New York Times columnist Paul Krugman recently wrote, “In the 1970s, soaring prices of oil and other commodities led to stagflation.” In reality, combining inflationary monetary policy with suffocating tax policy gave us broad-based inflation and three increasingly nasty recessions. At that time, unlike now, oil was a sideshow. Aside from energy, CPI inflation was 6.1 percent in 1970, 9.8 percent in 1974, 8.9 percent in 1975, 10 percent in 1979 and 11.6 percent in 1980. How could anyone rationally compare such figures with today’s 1.9 percent non-energy inflation?
Krugman went on to ask: “What’s driving inflation? … Oil prices are a big part of the story, but not all of it. Other commodity prices are also rising.” Former Fed Governor Wayne Angell showed otherwise in the Wall Street Journal — his index of 21 commodities includes oil, yet it has not risen at all over the past 12 months. The Economist index of commodity prices for the year ending April 19 was down 4.3 percent.

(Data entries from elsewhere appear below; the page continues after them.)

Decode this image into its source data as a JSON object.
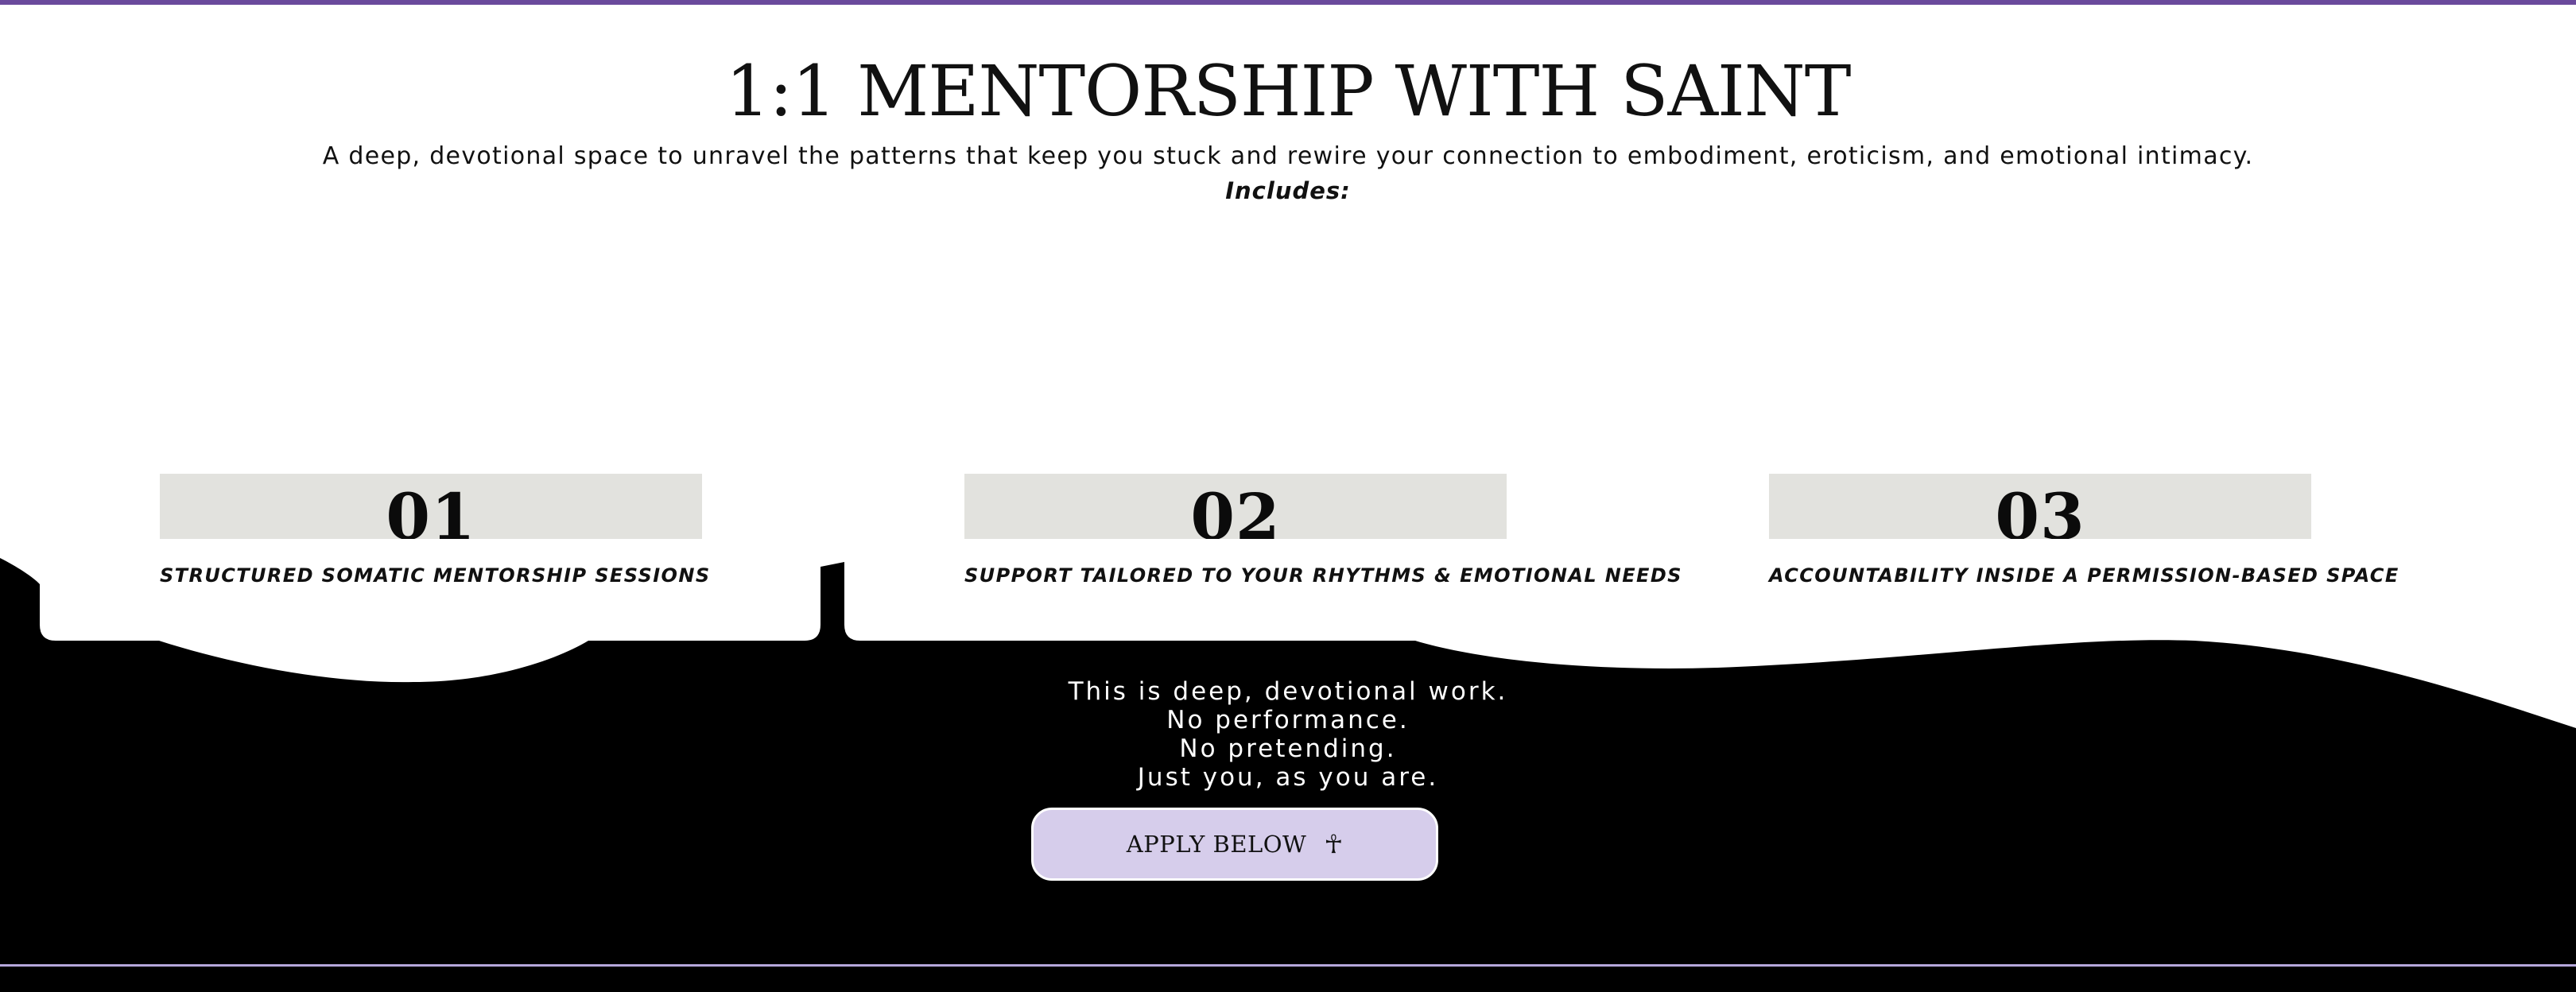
{
  "header": {
    "title": "1:1 MENTORSHIP WITH SAINT",
    "subtitle": "A deep, devotional space to unravel the patterns that keep you stuck and rewire your connection to embodiment, eroticism, and emotional intimacy.",
    "includes_label": "Includes:"
  },
  "cards": [
    {
      "number": "01",
      "label": "STRUCTURED SOMATIC MENTORSHIP SESSIONS"
    },
    {
      "number": "02",
      "label": "SUPPORT TAILORED TO YOUR RHYTHMS & EMOTIONAL NEEDS"
    },
    {
      "number": "03",
      "label": "ACCOUNTABILITY INSIDE A PERMISSION-BASED SPACE"
    }
  ],
  "closing": {
    "line1": "This is deep, devotional work.",
    "line2": "No performance.",
    "line3": "No pretending.",
    "line4": "Just you, as you are."
  },
  "cta": {
    "label": "APPLY BELOW",
    "icon": "ankh-icon",
    "icon_glyph": "☥"
  },
  "colors": {
    "accent_purple": "#6a4a9c",
    "button_lavender": "#d6cdeb",
    "card_grey": "#e2e2de",
    "footer_line": "#b5a7db",
    "dark_bg": "#000000"
  }
}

Aside from energy prices, which have probably peaked, there has been no acceleration of inflation in the past three years. Overpriced oil matters, not because it’s inflationary but because it quickly turns profits into losses in energy-intensive manufacturing. Industrial production has fallen for a whole year in South Korea, Taiwan, Singapore, Italy, Spain, Belgium and Denmark. Fourth quarter economic growth was barely above zero in Europe and Japan. Slumps are infectious. The United States is not necessarily immune, as the three-month drop in durable goods orders might portend.
I have avoided complaining about the Fed being too tight since co-authoring a Wall Street Journal article to that effect in October 2000 (and before that, only in mid-1982 and 1984). If asked today if the Fed should again raise interest rates anytime soon, however, my answer is no. The domestic and global economic risks of raising dollar interest rates are real — the inflation scare is not.